Je pourrais demander à mon grand-père s’il sait ce qui l’a déréglé. Si c’est à cause de son frère jumeau, mais dans ce cas, pourquoi maintenant? Dans mon souvenir, mon grand-père parlait de lui comme d’un grand homme, d’un homme aimé. «Ma vraie moitié» qu’il l’appelait, sur quoi ma grand-mère prenait un air fâché (feint ou réel), tandis qu’il adressait un clin d’œil (certainement feint) aux autres gens présents dans la pièce. Aucune jalousie ne transparaissait lorsqu’il parlait de son frère. Je me souviens que j’étais sur ses genoux tandis qu’il me montrait des photos d’eux, deux hommes identiques. Gigotant sur ses cuisses, je pointais «le vrai», comme j’appelais mon grand-père, comme si son jumeau était un faux. Chaque fois, je montrais l’un des deux, criant que celui-là était le vrai, pas de doute, c’était mon grand-père. Plus je criais fort, plus ma réponse devait être juste, c’était ma théorie, mais je me trompais quand même. Je continuais de pointer par erreur son frère jumeau. Mon grand-père riait aux larmes. Il m’avait soulevée, reposée à ses pieds sur le tapis et m’avait raconté les œufs de moineaux qu’ils avaient volés dans des nids dans la gouttière. Pour ne pas se faire prendre, ils avaient caché leur butin sous leurs casquettes. Les voyant redescendre l’échelle, leur père leur avait demandé ce qu’ils étaient en train de faire. Après que son frère avait répondu qu’ils étaient allés contrôler la gouttière, leur père leur avait tapoté gentiment le haut du crâne. Braves enfants, qu’il avait dit. L’œuf gluant s’était rompu et avait coulé sur leurs visages. Leur père avait bien ri, et mon grand-père aussi, après coup, avec sa petite-fille devant lui.

Je pourrais lui demander si c’est à cause de l’arrivée du supermarché qu’il s’est senti inutile et qu’il s’est enfoncé après sa retraite dans une perte de sens encore plus grande. Il pourrait me raconter quand ma grand-mère le tyrannisait, comme la fois où elle avait verrouillé en cachette la porte du magasin quand il avait annoncé qu’il voulait continuer à travailler. Il ne voulait pas prendre sa pension, le magasin était comme son visage, sans lui il aurait tâtonné à l’aveugle, il aurait été un homme sans qualités. Il pourrait raconter que ses amis de la fanfare ne veulent plus l’accueillir, qu’il n’est plus le bienvenu au marché matinal.
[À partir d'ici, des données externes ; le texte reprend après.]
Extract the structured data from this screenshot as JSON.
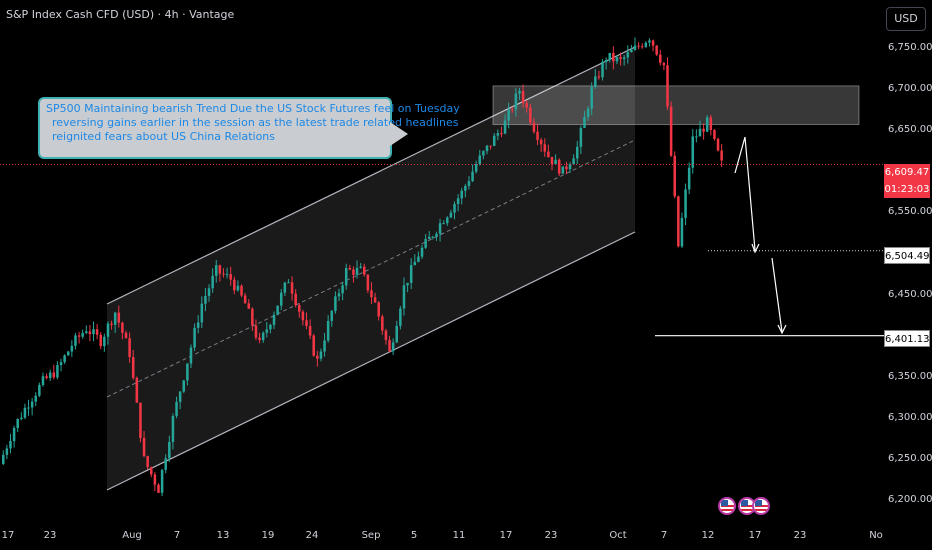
{
  "header": {
    "title": "S&P Index Cash CFD (USD) · 4h · Vantage"
  },
  "currency_button": "USD",
  "annotation": {
    "lines": [
      "SP500 Maintaining bearish Trend Due the US Stock Futures feel on Tuesday",
      "reversing gains earlier in the session as the latest trade related headlines",
      "reignited fears about US China Relations"
    ]
  },
  "price_labels": {
    "current": "6,609.47",
    "countdown": "01:23:03",
    "target1": "6,504.49",
    "target2": "6,401.13"
  },
  "colors": {
    "up": "#26a69a",
    "down": "#f23645",
    "background": "#000000",
    "text": "#d1d4dc"
  },
  "chart_data": {
    "type": "candlestick",
    "title": "S&P Index Cash CFD (USD) · 4h · Vantage",
    "y_ticks": [
      6750,
      6700,
      6650,
      6550,
      6450,
      6350,
      6300,
      6250,
      6200
    ],
    "y_tick_labels": [
      "6,750.00",
      "6,700.00",
      "6,650.00",
      "6,550.00",
      "6,450.00",
      "6,350.00",
      "6,300.00",
      "6,250.00",
      "6,200.00"
    ],
    "x_tick_labels": [
      "17",
      "23",
      "Aug",
      "7",
      "13",
      "19",
      "24",
      "Sep",
      "5",
      "11",
      "17",
      "23",
      "Oct",
      "7",
      "12",
      "17",
      "23",
      "No"
    ],
    "ylim": [
      6180,
      6790
    ],
    "current_price": 6609.47,
    "target_levels": [
      6504.49,
      6401.13
    ],
    "resistance_zone": [
      6658,
      6705
    ],
    "channel": {
      "upper": [
        [
          6430,
          6780
        ],
        [
          6120,
          6530
        ]
      ],
      "lower": [
        [
          6200,
          6120
        ],
        [
          6250,
          6370
        ]
      ]
    },
    "series_path": [
      {
        "close": 6245
      },
      {
        "close": 6290
      },
      {
        "close": 6320
      },
      {
        "close": 6345
      },
      {
        "close": 6360
      },
      {
        "close": 6390
      },
      {
        "close": 6410
      },
      {
        "close": 6395
      },
      {
        "close": 6430
      },
      {
        "close": 6380
      },
      {
        "close": 6250
      },
      {
        "close": 6215
      },
      {
        "close": 6300
      },
      {
        "close": 6370
      },
      {
        "close": 6440
      },
      {
        "close": 6480
      },
      {
        "close": 6470
      },
      {
        "close": 6440
      },
      {
        "close": 6390
      },
      {
        "close": 6430
      },
      {
        "close": 6470
      },
      {
        "close": 6420
      },
      {
        "close": 6370
      },
      {
        "close": 6430
      },
      {
        "close": 6480
      },
      {
        "close": 6480
      },
      {
        "close": 6440
      },
      {
        "close": 6380
      },
      {
        "close": 6460
      },
      {
        "close": 6500
      },
      {
        "close": 6525
      },
      {
        "close": 6550
      },
      {
        "close": 6575
      },
      {
        "close": 6610
      },
      {
        "close": 6635
      },
      {
        "close": 6660
      },
      {
        "close": 6700
      },
      {
        "close": 6655
      },
      {
        "close": 6620
      },
      {
        "close": 6600
      },
      {
        "close": 6630
      },
      {
        "close": 6700
      },
      {
        "close": 6740
      },
      {
        "close": 6735
      },
      {
        "close": 6750
      },
      {
        "close": 6765
      },
      {
        "close": 6730
      },
      {
        "close": 6510
      },
      {
        "close": 6640
      },
      {
        "close": 6660
      },
      {
        "close": 6609.47
      }
    ]
  }
}
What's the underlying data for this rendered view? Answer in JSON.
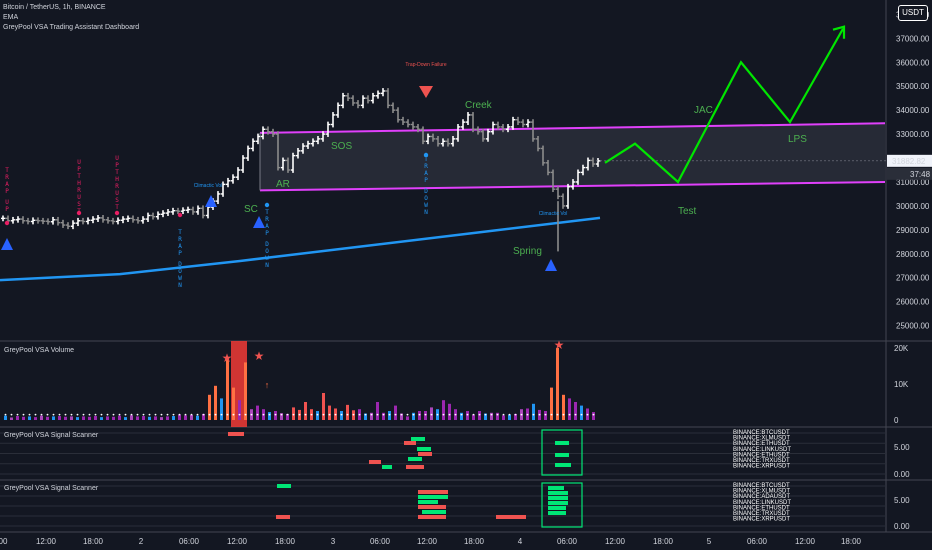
{
  "header": {
    "symbol_line": "Bitcoin / TetherUS, 1h, BINANCE",
    "indicator_1": "EMA",
    "indicator_2": "GreyPool VSA Trading Assistant Dashboard",
    "currency_button": "USDT"
  },
  "panes": {
    "volume_title": "GreyPool VSA Volume",
    "scanner1_title": "GreyPool VSA Signal Scanner",
    "scanner2_title": "GreyPool VSA Signal Scanner"
  },
  "chart_data": {
    "type": "candlestick",
    "price_axis_ticks": [
      "38000.00",
      "37000.00",
      "36000.00",
      "35000.00",
      "34000.00",
      "33000.00",
      "32000.00",
      "31000.00",
      "30000.00",
      "29000.00",
      "28000.00",
      "27000.00",
      "26000.00",
      "25000.00"
    ],
    "price_ylim": [
      24400,
      38600
    ],
    "current_price_label": "31882.82",
    "countdown_label": "37:48",
    "time_axis_labels": [
      "00",
      "12:00",
      "18:00",
      "2",
      "06:00",
      "12:00",
      "18:00",
      "3",
      "06:00",
      "12:00",
      "18:00",
      "4",
      "06:00",
      "12:00",
      "18:00",
      "5",
      "06:00",
      "12:00",
      "18:00"
    ],
    "price_bars": [
      29480,
      29380,
      29420,
      29450,
      29380,
      29350,
      29400,
      29380,
      29360,
      29340,
      29420,
      29300,
      29200,
      29150,
      29280,
      29380,
      29350,
      29400,
      29450,
      29500,
      29420,
      29380,
      29350,
      29400,
      29450,
      29480,
      29420,
      29380,
      29450,
      29600,
      29550,
      29650,
      29700,
      29750,
      29800,
      29780,
      29820,
      29850,
      29750,
      29900,
      29600,
      29950,
      30200,
      30500,
      30900,
      31050,
      31200,
      31500,
      32000,
      32400,
      32700,
      32900,
      33200,
      33100,
      33000,
      31600,
      31900,
      31500,
      32100,
      32300,
      32500,
      32600,
      32700,
      32800,
      33000,
      33400,
      33800,
      34200,
      34600,
      34500,
      34300,
      34200,
      34500,
      34400,
      34600,
      34700,
      34800,
      34200,
      34000,
      33600,
      33500,
      33400,
      33300,
      33200,
      32700,
      32900,
      32800,
      32600,
      32700,
      32600,
      32800,
      33300,
      33500,
      33800,
      33200,
      33100,
      32800,
      33100,
      33400,
      33300,
      33200,
      33300,
      33600,
      33500,
      33400,
      33500,
      32800,
      32400,
      31800,
      31400,
      30700,
      30400,
      30000,
      30800,
      31000,
      31400,
      31600,
      31900,
      31750,
      31880
    ],
    "ema_line": [
      [
        0,
        26900
      ],
      [
        120,
        27150
      ],
      [
        240,
        27700
      ],
      [
        360,
        28300
      ],
      [
        480,
        28900
      ],
      [
        600,
        29500
      ]
    ],
    "wyckoff_projection": [
      [
        605,
        31800
      ],
      [
        635,
        32600
      ],
      [
        678,
        31000
      ],
      [
        741,
        36000
      ],
      [
        790,
        33500
      ],
      [
        843,
        37400
      ]
    ],
    "range_top": [
      [
        260,
        33050
      ],
      [
        885,
        33450
      ]
    ],
    "range_bottom": [
      [
        260,
        30650
      ],
      [
        885,
        31000
      ]
    ],
    "wyckoff_labels": [
      "SC",
      "AR",
      "SOS",
      "Creek",
      "JAC",
      "LPS",
      "Test",
      "Spring"
    ],
    "signal_labels": [
      "TRAP UP",
      "UPTHRUST",
      "UPTHRUST",
      "TRAP DOWN",
      "Climactic Vol",
      "TRAP DOWN",
      "Trap-Down Failure",
      "TRAP DOWN",
      "Climactic Vol"
    ],
    "volume_axis_ticks": [
      "20K",
      "10K",
      "0"
    ],
    "volume_values": [
      1.2,
      0.7,
      1.1,
      0.9,
      1.0,
      0.8,
      1.2,
      0.9,
      1.0,
      1.1,
      0.9,
      1.0,
      0.8,
      1.0,
      0.9,
      1.1,
      0.8,
      1.0,
      0.9,
      1.2,
      0.8,
      1.3,
      1.0,
      1.1,
      0.9,
      1.0,
      0.8,
      1.0,
      1.1,
      1.5,
      1.3,
      1.4,
      1.2,
      1.7,
      7.0,
      9.5,
      6.0,
      17.5,
      9.0,
      5.5,
      16.0,
      3.0,
      4.0,
      3.0,
      2.2,
      2.5,
      1.9,
      1.7,
      3.5,
      2.8,
      5.0,
      3.0,
      2.5,
      7.5,
      4.0,
      3.2,
      2.5,
      4.2,
      2.7,
      3.0,
      1.8,
      2.0,
      5.0,
      2.0,
      2.5,
      4.0,
      1.8,
      1.0,
      2.0,
      2.5,
      2.5,
      3.5,
      3.0,
      5.5,
      4.5,
      3.0,
      2.0,
      2.5,
      1.5,
      2.5,
      1.8,
      2.0,
      2.0,
      1.3,
      1.5,
      1.7,
      3.0,
      3.2,
      4.5,
      2.8,
      2.5,
      9.0,
      20.0,
      7.0,
      6.0,
      5.0,
      4.0,
      3.2,
      2.2
    ],
    "scanner_ticks": [
      "5.00",
      "0.00"
    ],
    "scanner_symbols": [
      "BINANCE:BTCUSDT",
      "BINANCE:XLMUSDT",
      "BINANCE:ETHUSDT",
      "BINANCE:LINKUSDT",
      "BINANCE:ETHUSDT",
      "BINANCE:TRXUSDT",
      "BINANCE:XRPUSDT"
    ],
    "scanner2_symbols": [
      "BINANCE:BTCUSDT",
      "BINANCE:XLMUSDT",
      "BINANCE:ADAUSDT",
      "BINANCE:LINKUSDT",
      "BINANCE:ETHUSDT",
      "BINANCE:TRXUSDT",
      "BINANCE:XRPUSDT"
    ]
  }
}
Je pourrais le comprendre, contrairement à ces derniers mois. À chaque visite, je me demande dans quel état je vais le trouver. Chaque fois, c’est un autre grand-père. Une version silencieuse, renfrognée, fâchée, gentille, réservée. Il pourrait regarder le ciel et le mettre en mots, il pourrait trouver un apaisement dans l’art ludique qui nous entoure. Nous pourrions regarder les familles formidables, les jeunes pères et mères avec leur progéniture installés sur des nappes de pique-nique criardes emplies de victuailles comme un banquet –le parc ne veut absolument pas les troubler, le parc veut les accompagner dans leur sortie idéale de famille modèle. Le doux parc aux immenses pelouses et parterres fleuris veut tout sauf être inconfortable. Les familles joyeuses ont plus leur place ici que nous, deux personnes difficiles et indéfinissables. Nous pourrions être assis ici, sur le banc dans le parc de sculptures. Je pourrais dire: «Ce missile, c’est nous.»